The Canadian plan appears to be to power through whatever tariffs and punishments Trump metes out, shifting its alignment to more reliable trading partners like the European Union and China. Carney’s primary goal is closer integration with the EU. There has even been discussion about whether Canada is eligible to join the EU.

If Carney is successful in leading the democratic world in writing off the U.S. as a lost cause, it will initiate a cascade of consequences that will devastate the U.S. long term. When other countries cease kowtowing to the whims of a powerful but mad king, he loses his power. The United States is on the cusp of becoming a pariah state, ruled by a spoiled man-child who is increasingly and openly mocked for his obvious failings. It only takes one person to say the emperor has no clothes to give others the courage to act.

The gross domestic product of the European Union rivals that of the U.S. as a percentage of world share when calculating using purchasing power parity, which takes into account relative currency value and cost of goods. Recent U.S. GDP growth has been distributed unequally, and much of it is based on the AI bubble. The global economy also revolves around the American dollar. Eighty-eight percent of global foreign exchange transactions are in dollars, as are 58 percent of foreign reserve currency holdings.
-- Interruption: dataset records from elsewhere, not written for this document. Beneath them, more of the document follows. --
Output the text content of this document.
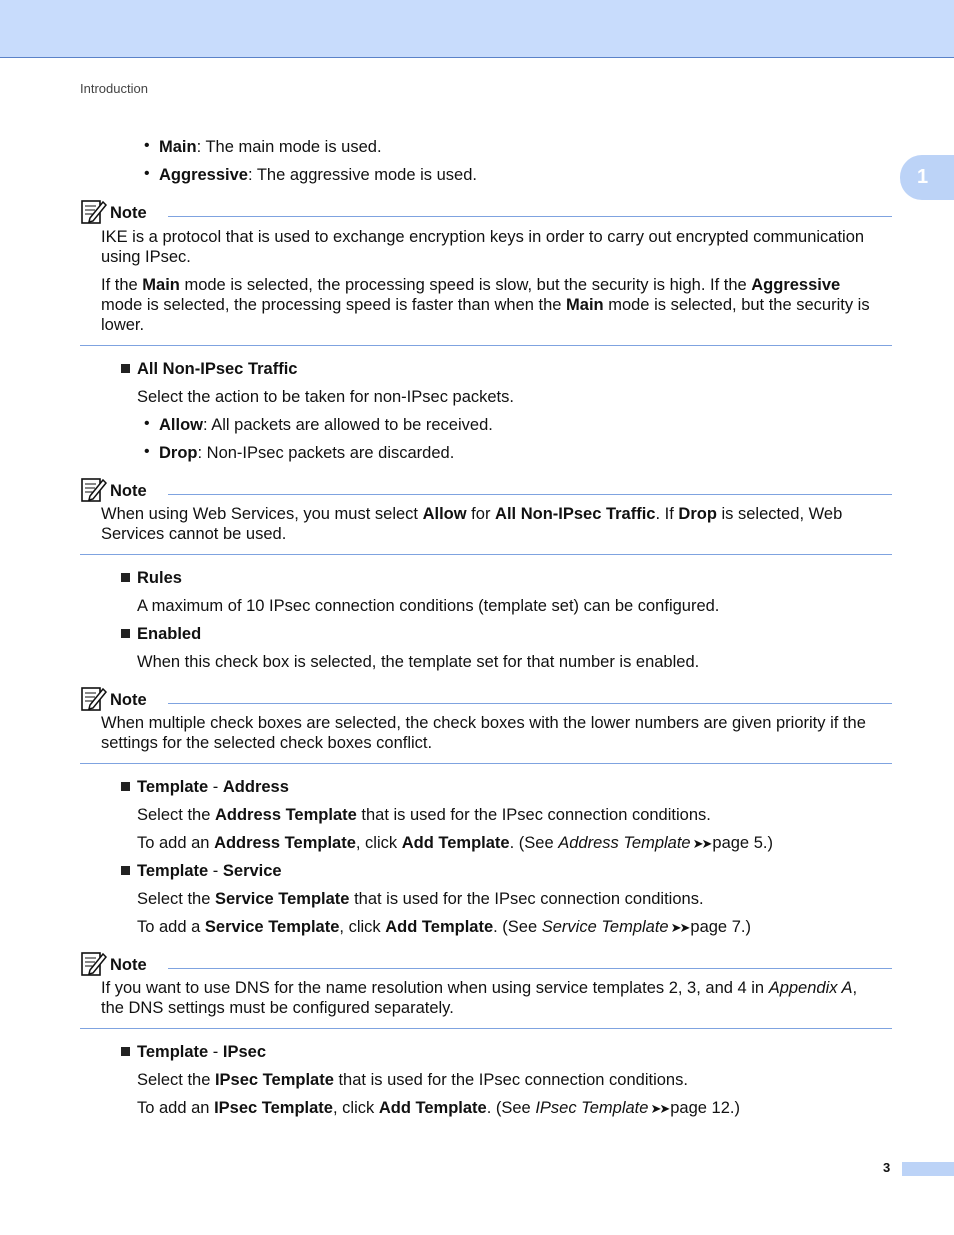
Introduction
1
• Main: The main mode is used.
• Aggressive: The aggressive mode is used.
Note
IKE is a protocol that is used to exchange encryption keys in order to carry out encrypted communication
using IPsec.
If the Main mode is selected, the processing speed is slow, but the security is high. If the Aggressive
mode is selected, the processing speed is faster than when the Main mode is selected, but the security is
lower.
All Non-IPsec Traffic
Select the action to be taken for non-IPsec packets.
• Allow: All packets are allowed to be received.
• Drop: Non-IPsec packets are discarded.
Note
When using Web Services, you must select Allow for All Non-IPsec Traffic. If Drop is selected, Web
Services cannot be used.
Rules
A maximum of 10 IPsec connection conditions (template set) can be configured.
Enabled
When this check box is selected, the template set for that number is enabled.
Note
When multiple check boxes are selected, the check boxes with the lower numbers are given priority if the
settings for the selected check boxes conflict.
Template - Address
Select the Address Template that is used for the IPsec connection conditions.
To add an Address Template, click Add Template. (See Address Template ➤➤ page 5.)
Template - Service
Select the Service Template that is used for the IPsec connection conditions.
To add a Service Template, click Add Template. (See Service Template ➤➤ page 7.)
Note
If you want to use DNS for the name resolution when using service templates 2, 3, and 4 in Appendix A,
the DNS settings must be configured separately.
Template - IPsec
Select the IPsec Template that is used for the IPsec connection conditions.
To add an IPsec Template, click Add Template. (See IPsec Template ➤➤ page 12.)
3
The second-largest holdings? They are in the euro.

Should there be a significant shift away from the dollar to the euro, this would be catastrophic for the U.S. economy. Hyperinflation would be triggered, exacerbated by Trump’s attempts to remove Federal Reserve Chair Jerome Powell and replace him with someone committed to the loose money policy the administration desires in order to “juice” the economy.

Carney’s speech has been covered extensively in the press outside the U.S., which recognizes it for the titanic shift in policy that it is, and the open invitation to Europe to join him in defiance of Trump, consequences be damned. In it, Carney also mapped out what a post–American democracy world order looks like: Canada openly turning its back on the dysfunctional, unreliable, bullying kakistocracy that the U.S. has become and integrating with Europe as both economic powers move on.

In 1938, the strongest nation opposed to Hitler accepted a disgraceful surrender to a bullying monster. When history is written, I believe this may be remembered as the anti-Chamberlain moment: a leader of a (relatively) powerless nation throwing down the gauntlet and proposing to the democracies of the world that they band together as a unified front against a juvenile, narcissistic would-be hegemon who has never been effectively stood up to in his pampered life. It takes a great deal of courage to say “Slava Ukraini” to the man with a gun pointed at you. Mark Carney looked at Trump and his threats, and essentially said, “True North strong and free,” daring him to do his worst, knowing that Trump likely isn’t joking about pulling an Anschluss on Canada.

The U.S. is likely to learn a hard lesson economically about what happens when the world no longer revolves around it and the dollar. It is also about to learn what it means to be an international pariah, as former allies walk away and wash their hands of the entire sordid American mess.